Traveller shares images of remote Peruvian town engulfed by an earthquake in 1970
Travel blogger Emily Bloor from Luxury Backpack recently travelled to the Peruvian highlands, capturing these pictures of what was once the thriving town of Yungay.
Sadly, the town was struck by disaster 47 years ago, as Emily explains; “In 1970, an earthquake destabilised a glacier sitting high up on the mountains above Yungay. Ten million cubic metres of ice, rock, and snow tore down the mountainside at 120 miles per hour. Just moments later, Yungay and every single inhabitant in that town at the time was buried by the landslide.”
Emily was staying in Huaraz when we heard about the village. “We took a bus to get there”, she says, “not really knowing what to expect. There’s a large entrance sign for the old Yungay town, which is hard to miss, otherwise it just looks like the rest of the highlands – green, covered in wildflowers, and surrounded by snow-capped mountains. The most striking sight is the graveyard which overlooks the site. It’s very eerie, and hard to imagine how the only people who survived in the town that day were there at the time. It serves as a poignant reminder of what happened.”

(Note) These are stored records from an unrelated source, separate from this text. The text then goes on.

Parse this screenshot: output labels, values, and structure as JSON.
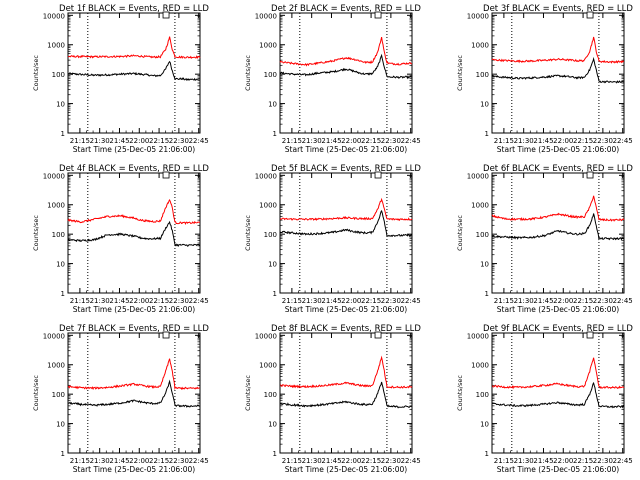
{
  "figure": {
    "start_time_label": "Start Time (25-Dec-05 21:06:00)",
    "y_label": "Counts/sec",
    "x_tick_labels": [
      "21:15",
      "21:30",
      "21:45",
      "22:00",
      "22:15",
      "22:30",
      "22:45"
    ],
    "y_tick_labels": [
      "1",
      "10",
      "100",
      "1000",
      "10000"
    ]
  },
  "colors": {
    "events": "#000000",
    "lld": "#ff0000"
  },
  "chart_data": [
    {
      "type": "line",
      "title": "Det 1f BLACK = Events, RED = LLD",
      "xlabel": "Start Time (25-Dec-05 21:06:00)",
      "ylabel": "Counts/sec",
      "x_unit": "minutes after 21:06",
      "xlim": [
        0,
        100
      ],
      "ylim": [
        1,
        12000
      ],
      "y_scale": "log",
      "x_ticks": [
        "21:15",
        "21:30",
        "21:45",
        "22:00",
        "22:15",
        "22:30",
        "22:45"
      ],
      "vlines_min": [
        15,
        81
      ],
      "x": [
        0,
        10,
        20,
        30,
        40,
        50,
        55,
        60,
        65,
        70,
        74,
        77,
        79,
        81,
        83,
        86,
        90,
        100
      ],
      "series": [
        {
          "name": "Events",
          "values": [
            105,
            98,
            92,
            95,
            100,
            105,
            100,
            95,
            88,
            90,
            150,
            280,
            130,
            72,
            68,
            70,
            65,
            68
          ]
        },
        {
          "name": "LLD",
          "values": [
            400,
            395,
            390,
            395,
            400,
            420,
            410,
            390,
            380,
            390,
            700,
            1800,
            700,
            400,
            385,
            380,
            375,
            380
          ]
        }
      ]
    },
    {
      "type": "line",
      "title": "Det 2f BLACK = Events, RED = LLD",
      "xlabel": "Start Time (25-Dec-05 21:06:00)",
      "ylabel": "Counts/sec",
      "x_unit": "minutes after 21:06",
      "xlim": [
        0,
        100
      ],
      "ylim": [
        1,
        12000
      ],
      "y_scale": "log",
      "x_ticks": [
        "21:15",
        "21:30",
        "21:45",
        "22:00",
        "22:15",
        "22:30",
        "22:45"
      ],
      "vlines_min": [
        15,
        81
      ],
      "x": [
        0,
        10,
        20,
        30,
        40,
        50,
        55,
        60,
        65,
        70,
        74,
        77,
        79,
        81,
        83,
        86,
        90,
        100
      ],
      "series": [
        {
          "name": "Events",
          "values": [
            110,
            100,
            95,
            110,
            120,
            150,
            130,
            110,
            100,
            105,
            180,
            420,
            180,
            85,
            80,
            80,
            78,
            80
          ]
        },
        {
          "name": "LLD",
          "values": [
            260,
            230,
            210,
            240,
            280,
            360,
            330,
            290,
            250,
            260,
            560,
            1800,
            560,
            250,
            230,
            225,
            220,
            240
          ]
        }
      ]
    },
    {
      "type": "line",
      "title": "Det 3f BLACK = Events, RED = LLD",
      "xlabel": "Start Time (25-Dec-05 21:06:00)",
      "ylabel": "Counts/sec",
      "x_unit": "minutes after 21:06",
      "xlim": [
        0,
        100
      ],
      "ylim": [
        1,
        12000
      ],
      "y_scale": "log",
      "x_ticks": [
        "21:15",
        "21:30",
        "21:45",
        "22:00",
        "22:15",
        "22:30",
        "22:45"
      ],
      "vlines_min": [
        15,
        81
      ],
      "x": [
        0,
        10,
        20,
        30,
        40,
        50,
        55,
        60,
        65,
        70,
        74,
        77,
        79,
        81,
        83,
        86,
        90,
        100
      ],
      "series": [
        {
          "name": "Events",
          "values": [
            85,
            78,
            72,
            75,
            80,
            88,
            85,
            80,
            75,
            78,
            140,
            320,
            140,
            58,
            55,
            56,
            54,
            55
          ]
        },
        {
          "name": "LLD",
          "values": [
            310,
            290,
            275,
            280,
            295,
            320,
            310,
            300,
            285,
            290,
            600,
            1800,
            600,
            280,
            270,
            265,
            260,
            268
          ]
        }
      ]
    },
    {
      "type": "line",
      "title": "Det 4f BLACK = Events, RED = LLD",
      "xlabel": "Start Time (25-Dec-05 21:06:00)",
      "ylabel": "Counts/sec",
      "x_unit": "minutes after 21:06",
      "xlim": [
        0,
        100
      ],
      "ylim": [
        1,
        12000
      ],
      "y_scale": "log",
      "x_ticks": [
        "21:15",
        "21:30",
        "21:45",
        "22:00",
        "22:15",
        "22:30",
        "22:45"
      ],
      "vlines_min": [
        15,
        81
      ],
      "x": [
        0,
        10,
        20,
        30,
        40,
        50,
        55,
        60,
        65,
        70,
        74,
        77,
        79,
        81,
        83,
        86,
        90,
        100
      ],
      "series": [
        {
          "name": "Events",
          "values": [
            65,
            60,
            65,
            95,
            100,
            85,
            75,
            70,
            70,
            72,
            160,
            260,
            130,
            45,
            42,
            43,
            42,
            43
          ]
        },
        {
          "name": "LLD",
          "values": [
            300,
            260,
            320,
            400,
            420,
            350,
            300,
            280,
            270,
            280,
            800,
            1500,
            800,
            250,
            240,
            245,
            240,
            250
          ]
        }
      ]
    },
    {
      "type": "line",
      "title": "Det 5f BLACK = Events, RED = LLD",
      "xlabel": "Start Time (25-Dec-05 21:06:00)",
      "ylabel": "Counts/sec",
      "x_unit": "minutes after 21:06",
      "xlim": [
        0,
        100
      ],
      "ylim": [
        1,
        12000
      ],
      "y_scale": "log",
      "x_ticks": [
        "21:15",
        "21:30",
        "21:45",
        "22:00",
        "22:15",
        "22:30",
        "22:45"
      ],
      "vlines_min": [
        15,
        81
      ],
      "x": [
        0,
        10,
        20,
        30,
        40,
        50,
        55,
        60,
        65,
        70,
        74,
        77,
        79,
        81,
        83,
        86,
        90,
        100
      ],
      "series": [
        {
          "name": "Events",
          "values": [
            120,
            110,
            100,
            105,
            115,
            140,
            125,
            115,
            110,
            115,
            260,
            640,
            260,
            92,
            90,
            91,
            90,
            92
          ]
        },
        {
          "name": "LLD",
          "values": [
            330,
            325,
            320,
            325,
            340,
            360,
            350,
            340,
            335,
            340,
            700,
            1600,
            700,
            330,
            325,
            322,
            320,
            325
          ]
        }
      ]
    },
    {
      "type": "line",
      "title": "Det 6f BLACK = Events, RED = LLD",
      "xlabel": "Start Time (25-Dec-05 21:06:00)",
      "ylabel": "Counts/sec",
      "x_unit": "minutes after 21:06",
      "xlim": [
        0,
        100
      ],
      "ylim": [
        1,
        12000
      ],
      "y_scale": "log",
      "x_ticks": [
        "21:15",
        "21:30",
        "21:45",
        "22:00",
        "22:15",
        "22:30",
        "22:45"
      ],
      "vlines_min": [
        15,
        81
      ],
      "x": [
        0,
        10,
        20,
        30,
        40,
        50,
        55,
        60,
        65,
        70,
        74,
        77,
        79,
        81,
        83,
        86,
        90,
        100
      ],
      "series": [
        {
          "name": "Events",
          "values": [
            85,
            80,
            75,
            78,
            90,
            130,
            115,
            105,
            100,
            105,
            200,
            480,
            200,
            72,
            70,
            71,
            70,
            71
          ]
        },
        {
          "name": "LLD",
          "values": [
            420,
            330,
            320,
            330,
            380,
            480,
            440,
            400,
            380,
            390,
            800,
            2000,
            800,
            320,
            310,
            305,
            300,
            310
          ]
        }
      ]
    },
    {
      "type": "line",
      "title": "Det 7f BLACK = Events, RED = LLD",
      "xlabel": "Start Time (25-Dec-05 21:06:00)",
      "ylabel": "Counts/sec",
      "x_unit": "minutes after 21:06",
      "xlim": [
        0,
        100
      ],
      "ylim": [
        1,
        12000
      ],
      "y_scale": "log",
      "x_ticks": [
        "21:15",
        "21:30",
        "21:45",
        "22:00",
        "22:15",
        "22:30",
        "22:45"
      ],
      "vlines_min": [
        15,
        81
      ],
      "x": [
        0,
        10,
        20,
        30,
        40,
        50,
        55,
        60,
        65,
        70,
        74,
        77,
        79,
        81,
        83,
        86,
        90,
        100
      ],
      "series": [
        {
          "name": "Events",
          "values": [
            50,
            45,
            42,
            45,
            50,
            60,
            55,
            50,
            48,
            50,
            110,
            260,
            110,
            42,
            40,
            40,
            39,
            40
          ]
        },
        {
          "name": "LLD",
          "values": [
            180,
            165,
            160,
            170,
            190,
            220,
            200,
            185,
            175,
            180,
            600,
            1600,
            600,
            165,
            160,
            160,
            158,
            160
          ]
        }
      ]
    },
    {
      "type": "line",
      "title": "Det 8f BLACK = Events, RED = LLD",
      "xlabel": "Start Time (25-Dec-05 21:06:00)",
      "ylabel": "Counts/sec",
      "x_unit": "minutes after 21:06",
      "xlim": [
        0,
        100
      ],
      "ylim": [
        1,
        12000
      ],
      "y_scale": "log",
      "x_ticks": [
        "21:15",
        "21:30",
        "21:45",
        "22:00",
        "22:15",
        "22:30",
        "22:45"
      ],
      "vlines_min": [
        15,
        81
      ],
      "x": [
        0,
        10,
        20,
        30,
        40,
        50,
        55,
        60,
        65,
        70,
        74,
        77,
        79,
        81,
        83,
        86,
        90,
        100
      ],
      "series": [
        {
          "name": "Events",
          "values": [
            48,
            43,
            40,
            43,
            48,
            55,
            50,
            46,
            44,
            46,
            105,
            260,
            105,
            40,
            38,
            38,
            37,
            38
          ]
        },
        {
          "name": "LLD",
          "values": [
            200,
            185,
            180,
            190,
            210,
            240,
            220,
            200,
            190,
            195,
            620,
            1800,
            620,
            180,
            175,
            175,
            172,
            175
          ]
        }
      ]
    },
    {
      "type": "line",
      "title": "Det 9f BLACK = Events, RED = LLD",
      "xlabel": "Start Time (25-Dec-05 21:06:00)",
      "ylabel": "Counts/sec",
      "x_unit": "minutes after 21:06",
      "xlim": [
        0,
        100
      ],
      "ylim": [
        1,
        12000
      ],
      "y_scale": "log",
      "x_ticks": [
        "21:15",
        "21:30",
        "21:45",
        "22:00",
        "22:15",
        "22:30",
        "22:45"
      ],
      "vlines_min": [
        15,
        81
      ],
      "x": [
        0,
        10,
        20,
        30,
        40,
        50,
        55,
        60,
        65,
        70,
        74,
        77,
        79,
        81,
        83,
        86,
        90,
        100
      ],
      "series": [
        {
          "name": "Events",
          "values": [
            47,
            43,
            40,
            42,
            46,
            52,
            48,
            45,
            43,
            45,
            100,
            240,
            100,
            40,
            38,
            38,
            37,
            38
          ]
        },
        {
          "name": "LLD",
          "values": [
            190,
            175,
            170,
            180,
            200,
            225,
            205,
            190,
            180,
            185,
            600,
            1700,
            600,
            175,
            170,
            170,
            168,
            170
          ]
        }
      ]
    }
  ]
}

“In many ways, the area is quite beautiful”, she continues, “with the crosses hidden amongst the overgrowth, and the rose bushes planted as memorials. There’s a small stand with a few photographs of the town as it was. Seeing this really put everything into perspective, and I was able to see the shape of the town as it was before the avalanche swallowed it up and it became just another part of the highlands.”
“It was almost impossible to imagine Yungay as a busy thriving town, which it most certainly was on the afternoon that the avalanche came. The whole area was extremely quiet and calm, and yet what happened there that day was the opposite. I think it was a good decision to leave the land untouched, left to nature, as a mass resting place for all the residents of the town.”